On the technological side (WP7, WP8) the project focuses on building software packages, reusable software services, and visual user interfaces to exploit the models an algorithms developed in WP2-WP6. During this reporting period the project has delivered a comprehensive software library for cell factory design that can be used as a foundation to develop user friendly software tools within the project (Cameo), software service APIs that allow manipulating and simulating models, and a prototype implementation of a web-based platform for cell factory design and pathway based data and simulation result visualization ( This platform includes facilities for uploading and storing data relevant for cell factory design, tools for integrating data with models and tools for performing advanced computations using the models. The prototype platform is under constant testing by the end user partners (WP9) who are providing valuable input for further development.

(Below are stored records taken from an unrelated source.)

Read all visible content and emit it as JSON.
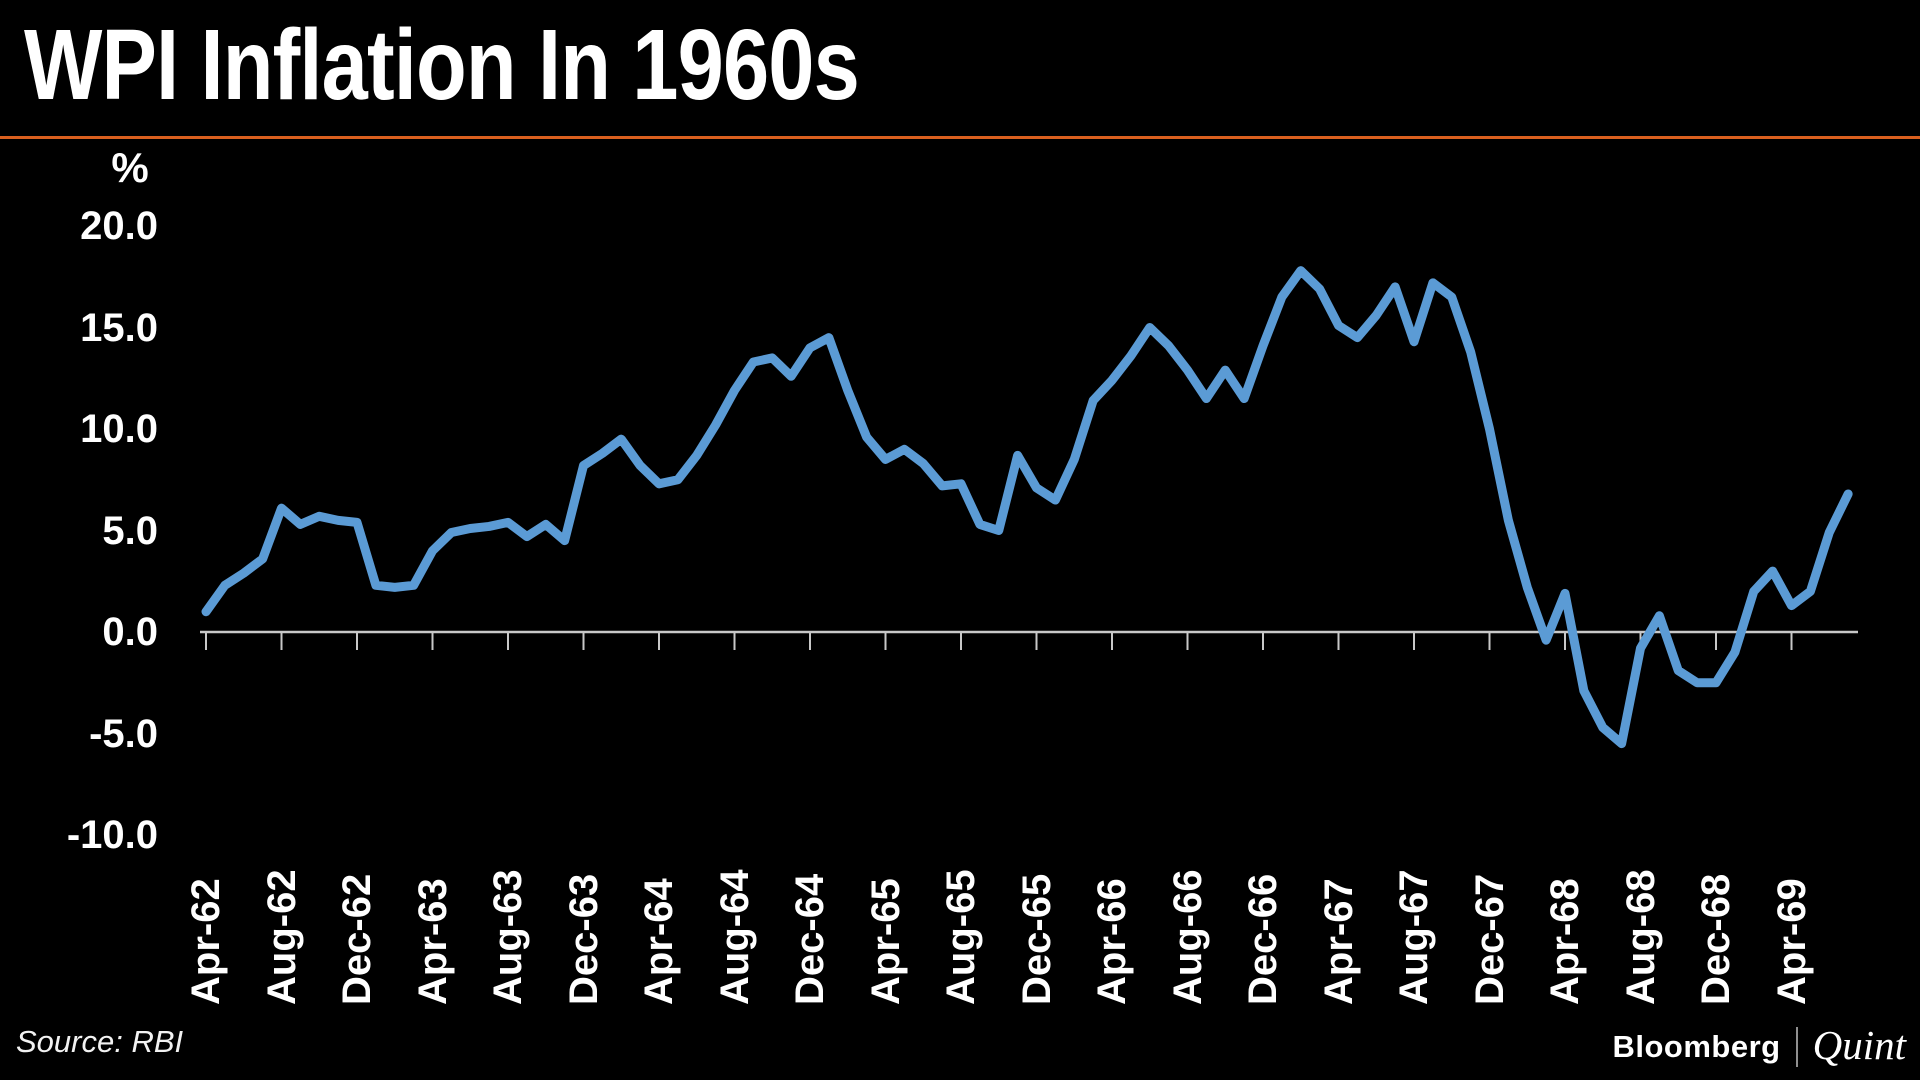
{
  "header": {
    "title": "WPI Inflation In 1960s",
    "accent_color": "#d95f1e"
  },
  "footer": {
    "source": "Source: RBI",
    "brand_bloomberg": "Bloomberg",
    "brand_quint": "Quint"
  },
  "chart_data": {
    "type": "line",
    "title": "WPI Inflation In 1960s",
    "ylabel": "%",
    "xlabel": "",
    "grid": false,
    "legend": "none",
    "background_color": "#000000",
    "line_color": "#5b9bd5",
    "axis_color": "#c8c8c8",
    "ylim": [
      -10,
      20
    ],
    "yticks": [
      20,
      15,
      10,
      5,
      0,
      -5,
      -10
    ],
    "ytick_labels": [
      "20.0",
      "15.0",
      "10.0",
      "5.0",
      "0.0",
      "-5.0",
      "-10.0"
    ],
    "x_tick_labels": [
      "Apr-62",
      "Aug-62",
      "Dec-62",
      "Apr-63",
      "Aug-63",
      "Dec-63",
      "Apr-64",
      "Aug-64",
      "Dec-64",
      "Apr-65",
      "Aug-65",
      "Dec-65",
      "Apr-66",
      "Aug-66",
      "Dec-66",
      "Apr-67",
      "Aug-67",
      "Dec-67",
      "Apr-68",
      "Aug-68",
      "Dec-68",
      "Apr-69"
    ],
    "months": [
      "Apr-62",
      "May-62",
      "Jun-62",
      "Jul-62",
      "Aug-62",
      "Sep-62",
      "Oct-62",
      "Nov-62",
      "Dec-62",
      "Jan-63",
      "Feb-63",
      "Mar-63",
      "Apr-63",
      "May-63",
      "Jun-63",
      "Jul-63",
      "Aug-63",
      "Sep-63",
      "Oct-63",
      "Nov-63",
      "Dec-63",
      "Jan-64",
      "Feb-64",
      "Mar-64",
      "Apr-64",
      "May-64",
      "Jun-64",
      "Jul-64",
      "Aug-64",
      "Sep-64",
      "Oct-64",
      "Nov-64",
      "Dec-64",
      "Jan-65",
      "Feb-65",
      "Mar-65",
      "Apr-65",
      "May-65",
      "Jun-65",
      "Jul-65",
      "Aug-65",
      "Sep-65",
      "Oct-65",
      "Nov-65",
      "Dec-65",
      "Jan-66",
      "Feb-66",
      "Mar-66",
      "Apr-66",
      "May-66",
      "Jun-66",
      "Jul-66",
      "Aug-66",
      "Sep-66",
      "Oct-66",
      "Nov-66",
      "Dec-66",
      "Jan-67",
      "Feb-67",
      "Mar-67",
      "Apr-67",
      "May-67",
      "Jun-67",
      "Jul-67",
      "Aug-67",
      "Sep-67",
      "Oct-67",
      "Nov-67",
      "Dec-67",
      "Jan-68",
      "Feb-68",
      "Mar-68",
      "Apr-68",
      "May-68",
      "Jun-68",
      "Jul-68",
      "Aug-68",
      "Sep-68",
      "Oct-68",
      "Nov-68",
      "Dec-68",
      "Jan-69",
      "Feb-69",
      "Mar-69",
      "Apr-69",
      "May-69",
      "Jun-69",
      "Jul-69"
    ],
    "series": [
      {
        "name": "WPI Inflation (%)",
        "values": [
          1.0,
          2.3,
          2.9,
          3.6,
          6.1,
          5.3,
          5.7,
          5.5,
          5.4,
          2.3,
          2.2,
          2.3,
          4.0,
          4.9,
          5.1,
          5.2,
          5.4,
          4.7,
          5.3,
          4.5,
          8.2,
          8.8,
          9.5,
          8.2,
          7.3,
          7.5,
          8.7,
          10.2,
          11.9,
          13.3,
          13.5,
          12.6,
          14.0,
          14.5,
          11.9,
          9.6,
          8.5,
          9.0,
          8.3,
          7.2,
          7.3,
          5.3,
          5.0,
          8.7,
          7.1,
          6.5,
          8.5,
          11.4,
          12.4,
          13.6,
          15.0,
          14.1,
          12.9,
          11.5,
          12.9,
          11.5,
          14.1,
          16.5,
          17.8,
          16.9,
          15.1,
          14.5,
          15.6,
          17.0,
          14.3,
          17.2,
          16.5,
          13.8,
          10.0,
          5.5,
          2.2,
          -0.4,
          1.9,
          -2.9,
          -4.7,
          -5.5,
          -0.8,
          0.8,
          -1.9,
          -2.5,
          -2.5,
          -1.0,
          2.0,
          3.0,
          1.3,
          2.0,
          4.9,
          6.8
        ]
      }
    ]
  }
}
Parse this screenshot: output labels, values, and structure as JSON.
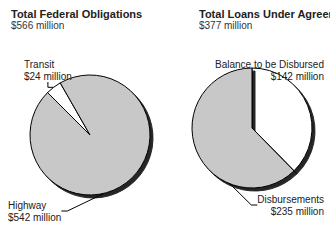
{
  "chart_data": [
    {
      "type": "pie",
      "title": "Total Federal Obligations",
      "subtitle": "$566 million",
      "categories": [
        "Transit",
        "Highway"
      ],
      "values": [
        24,
        542
      ],
      "value_labels": [
        "$24 million",
        "$542 million"
      ],
      "colors": [
        "#ffffff",
        "#c8c8c8"
      ],
      "data_labels": true
    },
    {
      "type": "pie",
      "title": "Total Loans Under Agreement",
      "subtitle": "$377 million",
      "categories": [
        "Balance to be Disbursed",
        "Disbursements"
      ],
      "values": [
        142,
        235
      ],
      "value_labels": [
        "$142 million",
        "$235 million"
      ],
      "colors": [
        "#ffffff",
        "#c8c8c8"
      ],
      "data_labels": true
    }
  ]
}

The project is fully on track with respect to the original DoA and we expect to reach the milestones specified in the DoA by the end of the project. The project will deliver a series of advanced models of commonly used cell factory host organisms, advanced algorithms for using these models to analyze omics data and use data and models for cell factory designs, and software tools that make it easy to use the models with both public domain and newly generated omics data. These software tools will include both well documented packages and services that can be used by bioinformatics SMEs, and a comprehensive web-based platform that can be used by end-users in industry and academia. The provision of packages and services will allow bioinformatics SMEs both within and outside of the consortium to build additional software tools that exploit the methodological developments achieved during the project. The wider impact of the project will primarily come through the use of the software tools in biotechnology industry. Within the consortium the end-user partners (Biosyntia and DSM) will see impact in accelerating their internal R&D programs to build improved cell factories for chemical production.